In 1957 the Pennant, a super de luxe 10, was ‘the most exclusive car of the car’ – in the unbiased opinion of Standard Motors at any rate. The 8/10 saloons were replaced by the Triumph Herald in 1959 but the estate and commercial versions lasted into the early 1960s. I am particularly fond of the 1962 brochure for the 7cwt van and pick-up as the list of ‘built-in extras’ is just too tempting: ‘Full-width chromium bumpers’, a white steering wheel for that ‘luxury touch’, a roof ventilator, and ‘even an ashtray’.  Meanwhile, the Vanguard Phase III gained a rather attractive facelift as the ‘Vignale’ in 1958 and Standard provided one of their press fleet for the excellent 1960 comedy-thriller The League of Gentlemen.

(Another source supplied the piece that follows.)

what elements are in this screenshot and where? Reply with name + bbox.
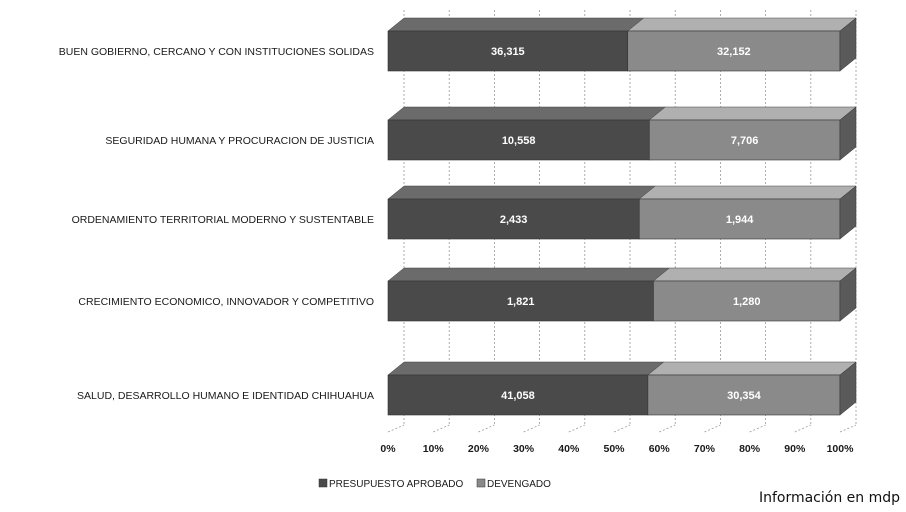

By late 1960, Standard was proudly announcing ‘A Sensational Six for ’61!’ but, as a sign of the changing times, the new 1,998cc Vanguard Luxury Six was sharing its publicity with the Herald. Standard Motors had acquired Triumph in 1945 and during the 1950s it was this badge that increasingly dominated the company’s output. The replacement of the Luxury Six, the car with ‘silent surging power', by the Triumph 2000 in late 1963, marked the end of the sixty years of the famous marque in the UK.  It’s legacy can be seen today in countless motoring events and this promotional news film is a succinct reminder of how the Standard name was once automatically associated with the city of Coventry.